Did Emperor Charles V rehearse his own funeral?

It is said that he went inside the coffin and listened to the prayers for his soul there


It is said that Emperor Charles V held his funeral during his lifetime and even lay down in a coffin to listen to the monks’ prayers for his soul. But how much of this is true?

After the death of Emperor Charles V on the night of 21 September 1558, the church of the Monastery of Yuste was completely covered with black drapery and a large catafalque with the coffin was placed in the centre of the temple. The funeral lasted three days and three nights of continuous masses and prayers until he was buried under the altar of the church as the emperor had arranged.

That was once he was dead.

But did he also celebrate his own funeral while he was still alive? It has come down to us that, before he died, the emperor ordered his own funeral to be rehearsed; that he went inside the coffin and listened to the prayers for his soul.

True or false?

There is a very interesting study by Francisco Javier Campos y Fernández de Sevilla -Private Funeral and State Funeral for Charles I/V at Yuste and Brussels (1558)- which addresses this question. According to him, the news of the fact of the funeral during the emperor’s lifetime comes from Hieronymite sources, whose author, Fray Hernando del Corral, was a witness to the events. The fact was later known to Fray José de Sigüenza, who reproduced it almost verbatim. Later, in the second half of the 18th century, authors such as W. Robertson expanded on the event, making it even more dramatic. His work was so successful that it was translated into several languages, which meant that many authors found in the scene an unbalanced Charles V, enclosed in a gloomy atmosphere.

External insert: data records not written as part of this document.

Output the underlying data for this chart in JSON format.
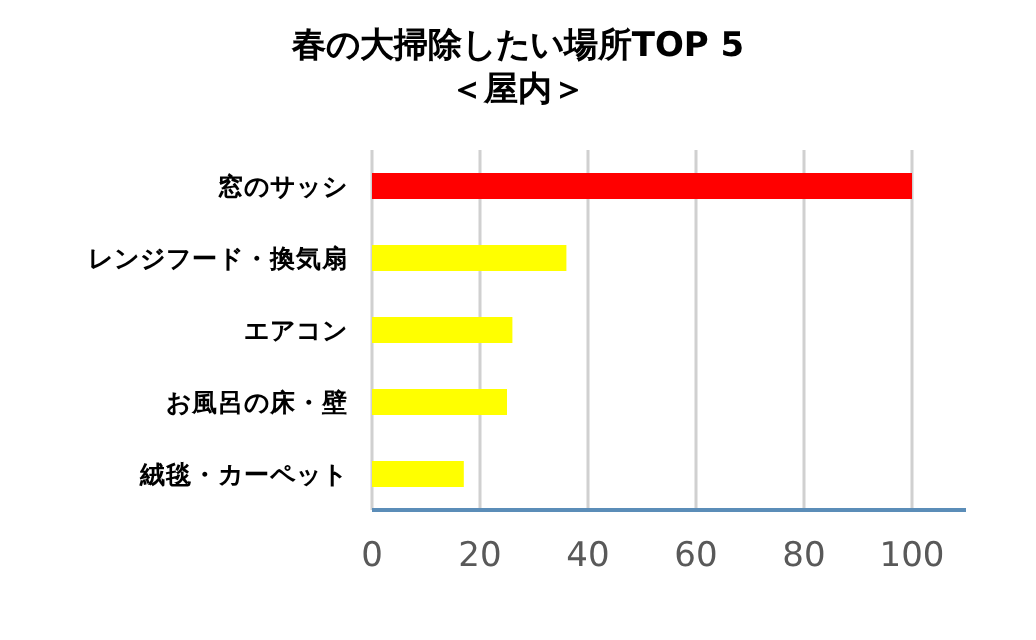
{
  "chart_data": {
    "type": "bar",
    "orientation": "horizontal",
    "title": "春の大掃除したい場所TOP 5\n＜屋内＞",
    "categories": [
      "窓のサッシ",
      "レンジフード・換気扇",
      "エアコン",
      "お風呂の床・壁",
      "絨毯・カーペット"
    ],
    "values": [
      100,
      36,
      26,
      25,
      17
    ],
    "colors": [
      "#ff0000",
      "#ffff00",
      "#ffff00",
      "#ffff00",
      "#ffff00"
    ],
    "xlim": [
      0,
      110
    ],
    "xticks": [
      0,
      20,
      40,
      60,
      80,
      100
    ],
    "grid": "x"
  }
}
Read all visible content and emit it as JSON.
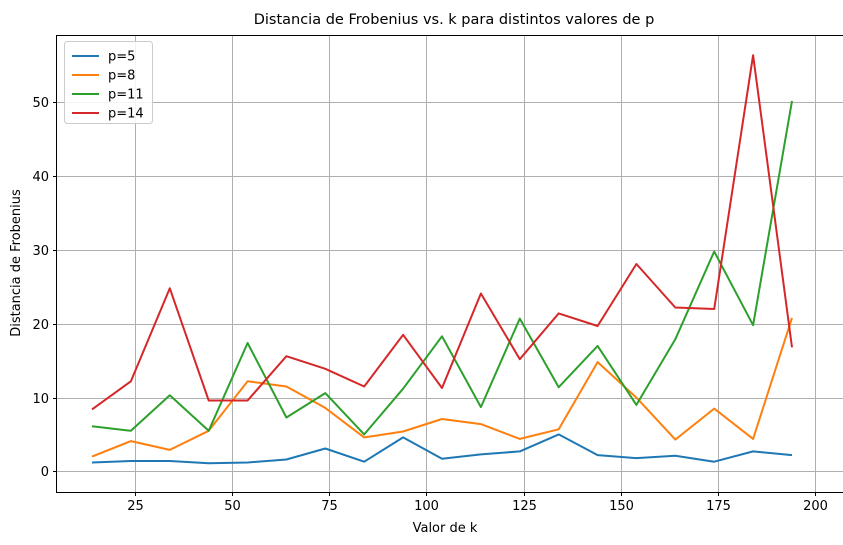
{
  "chart_data": {
    "type": "line",
    "title": "Distancia de Frobenius vs. k para distintos valores de p",
    "xlabel": "Valor de k",
    "ylabel": "Distancia de Frobenius",
    "xlim": [
      5,
      203
    ],
    "ylim": [
      -2.8,
      59
    ],
    "xticks": [
      25,
      50,
      75,
      100,
      125,
      150,
      175,
      200
    ],
    "yticks": [
      0,
      10,
      20,
      30,
      40,
      50
    ],
    "grid": true,
    "legend_position": "top-left",
    "x": [
      14,
      24,
      34,
      44,
      54,
      64,
      74,
      84,
      94,
      104,
      114,
      124,
      134,
      144,
      154,
      164,
      174,
      184,
      194
    ],
    "series": [
      {
        "name": "p=5",
        "color": "#1f77b4",
        "values": [
          1.2,
          1.4,
          1.4,
          1.1,
          1.2,
          1.6,
          3.1,
          1.3,
          4.6,
          1.7,
          2.3,
          2.7,
          5.0,
          2.2,
          1.8,
          2.1,
          1.3,
          2.7,
          2.2
        ]
      },
      {
        "name": "p=8",
        "color": "#ff7f0e",
        "values": [
          2.0,
          4.1,
          2.9,
          5.5,
          12.2,
          11.5,
          8.6,
          4.6,
          5.4,
          7.1,
          6.4,
          4.4,
          5.7,
          14.8,
          10.0,
          4.3,
          8.5,
          4.4,
          20.8
        ]
      },
      {
        "name": "p=11",
        "color": "#2ca02c",
        "values": [
          6.1,
          5.5,
          10.3,
          5.5,
          17.4,
          7.3,
          10.6,
          5.0,
          11.2,
          18.3,
          8.7,
          20.7,
          11.4,
          17.0,
          9.0,
          17.9,
          29.8,
          19.8,
          50.2
        ]
      },
      {
        "name": "p=14",
        "color": "#d62728",
        "values": [
          8.4,
          12.2,
          24.8,
          9.6,
          9.6,
          15.6,
          13.9,
          11.5,
          18.5,
          11.3,
          24.1,
          15.2,
          21.4,
          19.7,
          28.1,
          22.2,
          22.0,
          56.4,
          16.8
        ]
      }
    ]
  }
}
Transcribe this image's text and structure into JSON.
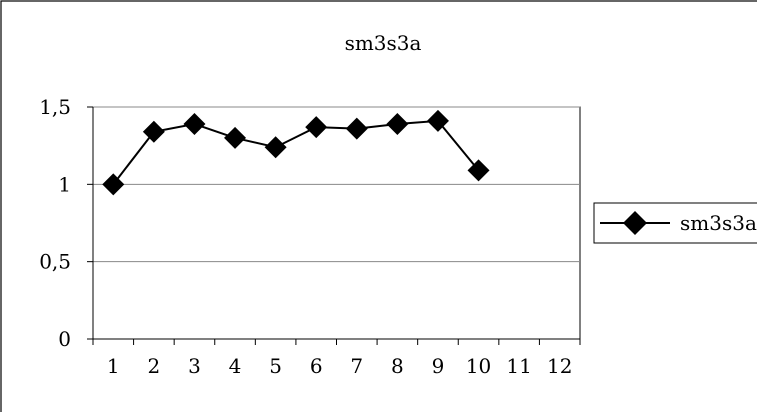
{
  "chart_data": {
    "type": "line",
    "title": "sm3s3a",
    "xlabel": "",
    "ylabel": "",
    "categories": [
      "1",
      "2",
      "3",
      "4",
      "5",
      "6",
      "7",
      "8",
      "9",
      "10",
      "11",
      "12"
    ],
    "series": [
      {
        "name": "sm3s3a",
        "values": [
          1.0,
          1.34,
          1.39,
          1.3,
          1.24,
          1.37,
          1.36,
          1.39,
          1.41,
          1.09,
          null,
          null
        ],
        "color": "#000000",
        "marker": "diamond"
      }
    ],
    "ylim": [
      0,
      1.5
    ],
    "yticks": [
      {
        "value": 0,
        "label": "0"
      },
      {
        "value": 0.5,
        "label": "0,5"
      },
      {
        "value": 1,
        "label": "1"
      },
      {
        "value": 1.5,
        "label": "1,5"
      }
    ],
    "grid": true,
    "legend": "right"
  }
}
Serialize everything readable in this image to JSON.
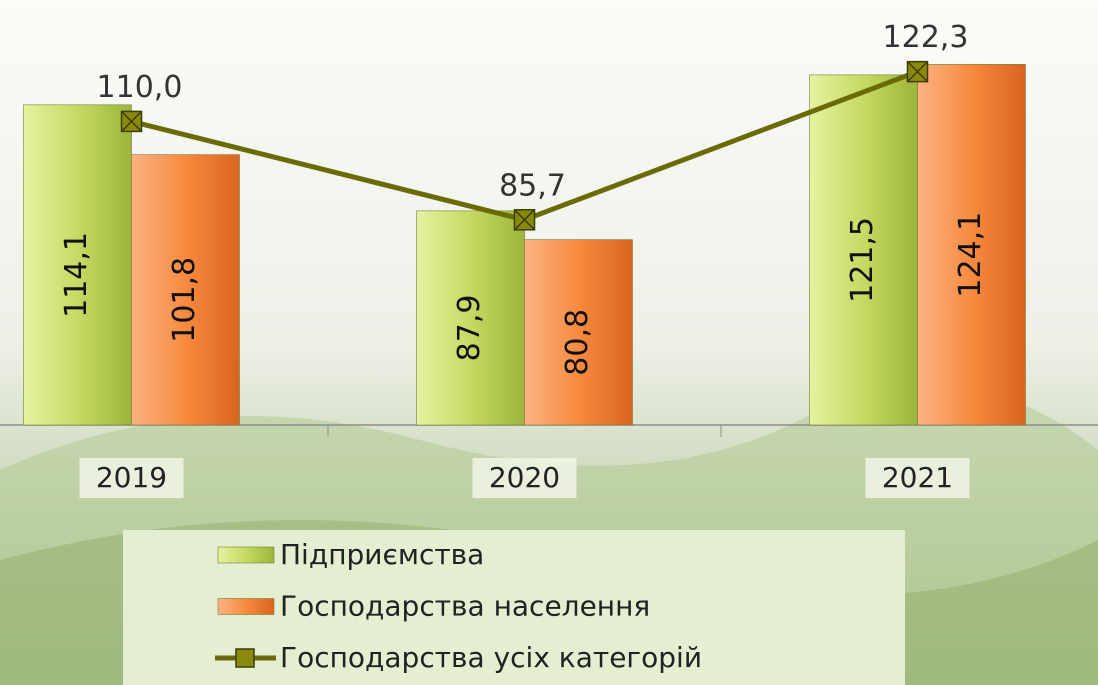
{
  "chart_data": {
    "type": "bar",
    "categories": [
      "2019",
      "2020",
      "2021"
    ],
    "ylim": [
      35,
      140
    ],
    "series": [
      {
        "name": "Підприємства",
        "type": "bar",
        "color": "#c5da63",
        "values": [
          114.1,
          87.9,
          121.5
        ],
        "value_labels": [
          "114,1",
          "87,9",
          "121,5"
        ]
      },
      {
        "name": "Господарства населення",
        "type": "bar",
        "color": "#f78a3f",
        "values": [
          101.8,
          80.8,
          124.1
        ],
        "value_labels": [
          "101,8",
          "80,8",
          "124,1"
        ]
      },
      {
        "name": "Господарства усіх категорій",
        "type": "line",
        "color": "#6b6a05",
        "values": [
          110.0,
          85.7,
          122.3
        ],
        "value_labels": [
          "110,0",
          "85,7",
          "122,3"
        ]
      }
    ]
  }
}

Until voices such as that of Manuel González, canon of Plasencia Cathedral, denied the funeral on the basis of the silence of the civilian witnesses to the emperor’s last days. It was not in vain that they were all highly qualified figures who left a record of the emperor’s stay in Yuste in the form of numerous letters and documents.
Consequently, and as Francisco Javier Campos y Fernández de Sevilla reasons without questioning the reliability of the religious sources, it is enough to make a more relaxed reading of the Hieronymite sources, as W. Stirling did, to accept that religious services were held, but without the phantasmagorical performance of the emperor.

Monasterio de Yuste.

What the emperor celebrated was a requiem mass, for which the corresponding tumulus was placed, as in the case of masses for the dead, with all the members of the household and their servants dressed in mourning. Furthermore, Francisco Javier Campos y Fernández de Sevilla records that «he [Charles V] went out to offer his candle in the hands of the priest, as if he were placing his soul in God’s hands».

Seen through the eyes of the 16th century, when death was a reality present in everyone’s life, it is a truly moving scene, but without going as far as what has come to be told about it.